A small, zipped crossbody or anti-theft daypack. Pickpockets target tourists in Paris and Prague especially — see the Safety page.

Safety

The headline

Europe is safe. Violent crime against tourists is rare. The main concerns are pickpockets, scams, and travel-stress mistakes (lost passports, missed trains). A little preparation handles all of them.

Pickpocket basics

  • Wear a zipped bag in front of you on the Métro, in Notre Dame, anywhere crowded.
  • Phones go in a front pocket or zipped pocket.
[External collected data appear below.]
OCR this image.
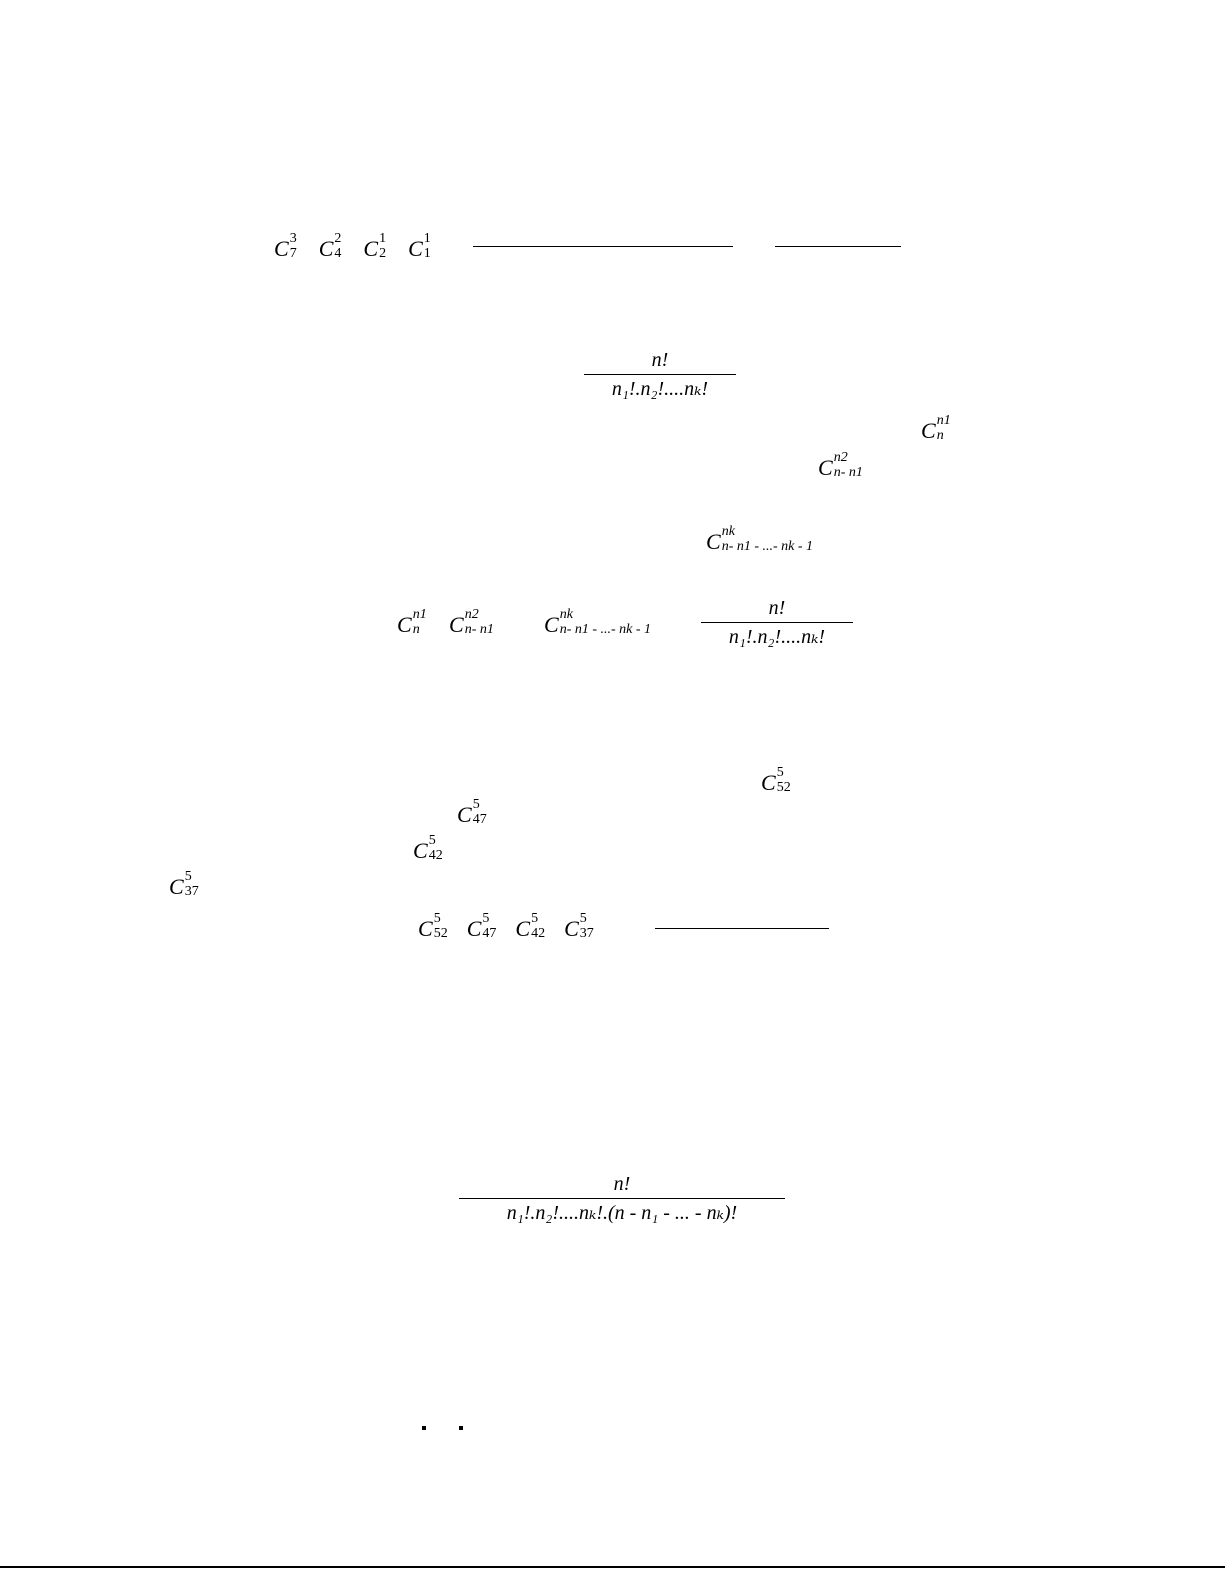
C 3
7 C 2
4 C 1
2 C 1
1
n!
n₁!.n₂!....nₖ!
C n1
n
C n2
n- n1
C nk
n- n1 - ...- nk - 1
C n1
n C n2
n- n1 C nk
n- n1 - ...- nk - 1
n!
n₁!.n₂!....nₖ!
C 5
52
C 5
47
C 5
42
C 5
37
C 5
52 C 5
47 C 5
42 C 5
37
n!
n₁!.n₂!....nₖ!.(n - n₁ - ... - nₖ)!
Never a back pocket.
  • Wallets — same. Or use a money belt under your clothes for the bulk.
  • Watch for distraction scams: someone "drops" coins, someone asks you to sign a petition, someone hands you a "free" friendship bracelet. While you're polite, their partner is in your bag. Walk away. Don't engage.

Pickpocket hotspots

Crowded places where tourists are distracted. Stay extra aware here:

  • Paris: Métro stations near tourist sites (especially Châtelet, Montmartre, Eiffel Tower). The Métro itself.
  • Prague: Charles Bridge, Old Town Square at night, Wenceslas Square.

Lost passport

If a passport is lost or stolen, contact the nearest US Embassy or Consulate immediately:

  • Paris — 2 avenue Gabriel, 75008
  • Bern (covers Switzerland) — Sulgeneckstrasse 19
  • Prague — Tržiště 15
  • Kraków — Stolarska 9

File a police report locally first, then go to the consulate. Bring a passport photo (or take one nearby — the consulate's neighborhood will have a kiosk).

Health

  • For minor stuff: pharmacies (look for the green cross) are everywhere and pharmacists give good advice.
  • Tap water is safe to drink in all four cities.

Group safety

  • Trade phone numbers and have everyone install WhatsApp before the trip (works on hotel WiFi without roaming).
  • Pick fallback meeting points in each city if anyone gets separated. We'll set those at hotel check-in.
  • Kids — phone always charged, hotel address always in your pocket on a card.

Emergency numbers

  • All EU countries (and Switzerland): 112 for any emergency.